Das Feiern des 100sten Antrages bei der Investitionsförderung des Bundes durch Bundeslandwirtschaftsminister Cem Özdemir können wir nicht nachvollziehen, denn die Anzahl liegt in Relation zur Anzahl der Schweinehalter in Deutschland verschwindend gering im Promillebereich. Das Ganze bekommt ein Geschmäckle, wenn man sieht, dass über ein Drittel der wenigen Anträge aus Niedersachsen kommt. Denn dort hat die grüne Parteikollegin von Bundesminister Cem Özdemir, Landwirtschaftsministerin Miriam Staudte, die ELER-Förderung für die Schweinehalter passend gestrichen, so dass Betriebe, die dort nicht mehr rechtzeitig ihre Umbaugenehmigung bekommen haben, es nun bei der Bundesförderung versuchen, so die Einordnung des ISN-Geschäftsführers Dr. Torsten Staack. Auch wir bezeichnen ein Glas lieber als halb voll und ungern als halb leer. Das passt aber nicht, wenn nicht einmal der Boden des Glases bedeckt ist, bringt es Staack auf den Punkt.

Er führt aus: Unabhängig davon, dass die Beantragung der Investitionsförderung für den einzelnen Betrieb sinnvoll sein kann und auch einzelbetrieblich geprüft werden sollte, zeigt die Tatsache von erst 100 Anträgen zur Investitionsförderung, dass die Zugangsvoraussetzungen sehr hoch sind und die Genehmigungshürden nach wie vor den Umbau auf den meisten Betrieben verhindern.
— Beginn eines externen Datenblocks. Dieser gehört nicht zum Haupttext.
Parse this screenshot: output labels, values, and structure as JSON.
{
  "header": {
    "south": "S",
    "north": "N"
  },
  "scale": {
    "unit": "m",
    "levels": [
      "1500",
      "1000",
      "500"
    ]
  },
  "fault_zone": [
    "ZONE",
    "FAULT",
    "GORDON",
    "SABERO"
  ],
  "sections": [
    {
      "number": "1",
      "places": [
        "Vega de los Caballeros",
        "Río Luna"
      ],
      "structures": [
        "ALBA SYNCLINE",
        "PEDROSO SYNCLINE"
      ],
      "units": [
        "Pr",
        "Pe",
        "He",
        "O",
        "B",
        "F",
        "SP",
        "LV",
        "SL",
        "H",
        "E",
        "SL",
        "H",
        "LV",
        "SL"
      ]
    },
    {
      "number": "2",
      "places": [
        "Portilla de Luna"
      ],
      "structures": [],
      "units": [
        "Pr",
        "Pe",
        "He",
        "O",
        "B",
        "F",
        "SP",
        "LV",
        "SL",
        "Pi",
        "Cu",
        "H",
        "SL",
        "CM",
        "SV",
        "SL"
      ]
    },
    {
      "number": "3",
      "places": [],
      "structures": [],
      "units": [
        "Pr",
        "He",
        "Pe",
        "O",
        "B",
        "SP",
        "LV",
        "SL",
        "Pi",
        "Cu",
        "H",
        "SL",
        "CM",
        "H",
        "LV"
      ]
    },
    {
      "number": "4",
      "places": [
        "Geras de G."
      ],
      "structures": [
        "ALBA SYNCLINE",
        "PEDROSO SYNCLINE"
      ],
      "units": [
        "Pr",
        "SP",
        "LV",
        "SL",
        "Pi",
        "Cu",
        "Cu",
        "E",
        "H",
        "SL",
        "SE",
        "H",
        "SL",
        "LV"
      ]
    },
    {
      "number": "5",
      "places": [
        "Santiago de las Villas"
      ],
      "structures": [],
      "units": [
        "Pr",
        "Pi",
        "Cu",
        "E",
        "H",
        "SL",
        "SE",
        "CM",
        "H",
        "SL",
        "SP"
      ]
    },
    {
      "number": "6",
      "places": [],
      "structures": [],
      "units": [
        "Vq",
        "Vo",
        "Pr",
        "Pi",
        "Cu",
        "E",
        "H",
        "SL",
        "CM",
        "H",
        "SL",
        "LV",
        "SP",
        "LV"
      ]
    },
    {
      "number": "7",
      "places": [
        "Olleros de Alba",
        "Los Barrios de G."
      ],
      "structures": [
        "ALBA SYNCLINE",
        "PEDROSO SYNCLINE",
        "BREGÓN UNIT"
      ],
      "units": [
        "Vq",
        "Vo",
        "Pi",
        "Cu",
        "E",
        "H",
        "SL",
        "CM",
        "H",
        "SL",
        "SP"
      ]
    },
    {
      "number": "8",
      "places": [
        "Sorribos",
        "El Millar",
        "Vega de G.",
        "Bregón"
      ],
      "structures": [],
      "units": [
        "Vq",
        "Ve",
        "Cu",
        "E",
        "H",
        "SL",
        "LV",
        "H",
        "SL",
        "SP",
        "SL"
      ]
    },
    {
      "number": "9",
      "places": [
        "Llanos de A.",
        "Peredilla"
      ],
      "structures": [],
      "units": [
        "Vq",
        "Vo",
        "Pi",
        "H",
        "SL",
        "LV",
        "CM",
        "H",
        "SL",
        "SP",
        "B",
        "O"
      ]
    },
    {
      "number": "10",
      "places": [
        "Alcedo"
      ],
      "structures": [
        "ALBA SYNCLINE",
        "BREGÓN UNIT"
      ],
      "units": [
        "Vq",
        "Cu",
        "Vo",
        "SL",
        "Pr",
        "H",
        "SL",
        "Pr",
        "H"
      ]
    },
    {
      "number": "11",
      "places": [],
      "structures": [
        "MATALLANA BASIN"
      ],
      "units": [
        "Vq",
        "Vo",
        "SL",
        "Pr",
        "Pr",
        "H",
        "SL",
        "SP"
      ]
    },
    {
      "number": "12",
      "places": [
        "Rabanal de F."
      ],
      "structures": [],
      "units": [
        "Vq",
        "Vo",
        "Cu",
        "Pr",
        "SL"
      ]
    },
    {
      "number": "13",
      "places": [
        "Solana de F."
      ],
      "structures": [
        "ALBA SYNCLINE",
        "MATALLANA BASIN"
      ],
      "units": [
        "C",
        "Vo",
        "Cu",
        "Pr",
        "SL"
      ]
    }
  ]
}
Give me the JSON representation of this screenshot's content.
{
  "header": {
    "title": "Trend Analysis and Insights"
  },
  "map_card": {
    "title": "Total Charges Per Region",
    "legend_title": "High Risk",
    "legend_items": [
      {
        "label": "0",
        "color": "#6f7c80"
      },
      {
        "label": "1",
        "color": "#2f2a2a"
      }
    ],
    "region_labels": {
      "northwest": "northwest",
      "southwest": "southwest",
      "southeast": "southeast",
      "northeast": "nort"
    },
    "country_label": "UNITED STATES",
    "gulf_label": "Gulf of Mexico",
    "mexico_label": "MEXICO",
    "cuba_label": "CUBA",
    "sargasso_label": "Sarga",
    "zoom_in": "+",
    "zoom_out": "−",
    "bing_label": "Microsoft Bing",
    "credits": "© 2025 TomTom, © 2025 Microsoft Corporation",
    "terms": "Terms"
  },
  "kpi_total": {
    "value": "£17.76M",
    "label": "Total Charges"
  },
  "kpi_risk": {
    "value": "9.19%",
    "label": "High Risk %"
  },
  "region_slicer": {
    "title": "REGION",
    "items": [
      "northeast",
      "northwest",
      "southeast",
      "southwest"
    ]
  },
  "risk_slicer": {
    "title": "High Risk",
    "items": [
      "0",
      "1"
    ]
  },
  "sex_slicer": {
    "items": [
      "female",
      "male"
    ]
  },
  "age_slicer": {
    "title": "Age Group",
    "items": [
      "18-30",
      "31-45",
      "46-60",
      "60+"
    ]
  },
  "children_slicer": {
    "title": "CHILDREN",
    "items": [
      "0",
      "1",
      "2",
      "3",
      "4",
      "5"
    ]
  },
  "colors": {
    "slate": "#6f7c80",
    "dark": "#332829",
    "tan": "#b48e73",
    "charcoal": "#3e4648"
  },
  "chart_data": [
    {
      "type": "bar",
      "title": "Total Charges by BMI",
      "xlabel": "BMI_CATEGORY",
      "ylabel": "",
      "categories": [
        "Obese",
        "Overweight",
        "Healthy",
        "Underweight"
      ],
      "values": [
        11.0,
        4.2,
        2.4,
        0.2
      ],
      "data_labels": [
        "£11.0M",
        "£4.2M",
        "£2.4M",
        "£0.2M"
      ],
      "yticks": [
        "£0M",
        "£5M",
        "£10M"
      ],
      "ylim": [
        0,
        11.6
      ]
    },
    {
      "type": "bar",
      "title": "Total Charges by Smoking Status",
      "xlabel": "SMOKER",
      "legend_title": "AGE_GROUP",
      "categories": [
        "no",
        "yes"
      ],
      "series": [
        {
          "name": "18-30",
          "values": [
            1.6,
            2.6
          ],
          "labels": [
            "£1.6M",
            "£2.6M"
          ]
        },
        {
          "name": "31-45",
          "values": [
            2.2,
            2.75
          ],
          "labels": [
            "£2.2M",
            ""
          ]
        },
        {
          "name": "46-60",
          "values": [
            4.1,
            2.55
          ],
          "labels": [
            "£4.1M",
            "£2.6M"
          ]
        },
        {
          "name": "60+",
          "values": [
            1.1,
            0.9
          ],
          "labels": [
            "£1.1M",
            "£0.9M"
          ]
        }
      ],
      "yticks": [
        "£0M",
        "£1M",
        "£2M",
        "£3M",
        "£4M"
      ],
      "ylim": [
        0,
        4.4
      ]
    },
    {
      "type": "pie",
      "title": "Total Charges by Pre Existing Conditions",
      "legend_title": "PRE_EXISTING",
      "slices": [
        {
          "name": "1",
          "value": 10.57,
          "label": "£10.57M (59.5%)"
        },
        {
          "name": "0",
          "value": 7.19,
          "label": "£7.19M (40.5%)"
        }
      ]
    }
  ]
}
Zudem reden wir hier über Förderanträge, von denen nicht klar ist, ob sie auch genehmigt werden.

Staack geht auch auf die Förderung der laufenden Kosten durch den Bund ein: Hier bekommt das Ganze ein noch bittereres Geschmäckle. Diese Förderung ist aus unserer Sicht ganz klar eine Klientelförderung für die alternativ wirtschaftenden Betriebe. Konventionelle Betriebe sind hier nur zu einem sehr geringen Anteil aufgehoben, weil die Kriterien nur schwer erreichbar und auf die ohnehin alternativen wirtschaftenden (Bio-)Betriebe zugeschnitten sind, die diese Förderung dankend mitnehmen. Konventionelle Betriebe haben dagegen große Schwierigkeiten, die notwendige Umbaugenehmigung zu bekommen.

Zusammenfassend lässt sich festhalten, dass die hoch gesteckten Ziele der Politik zum Umbau der Tierhaltung so nur verfehlt werden können. Auf der einen Seite geht man mit der Bundesförderung einen ganz kleinen Schritt nach vorne, auf der anderen Seite geht man gleich mehrere Schritte zurück und legt den Schweinehaltern immer mehr Steine auf den ohnehin steinigen Weg. Nicht umsonst schreibt der Bundesrat in seinen Empfehlungen zur Novelle des Tierschutzgesetzes: Die immer weiter hochgeschraubten Anforderungen und geradezu explodierende Bürokratie überfordert die Betriebe längst. Da hilft es auch nicht, wenn der Bundeslandwirtschaftsminister Cem Özdemir in seine Pressemeldung durch warme Worte Schönwetter macht, aber auf der anderen Seite entgegengesetzt handelt.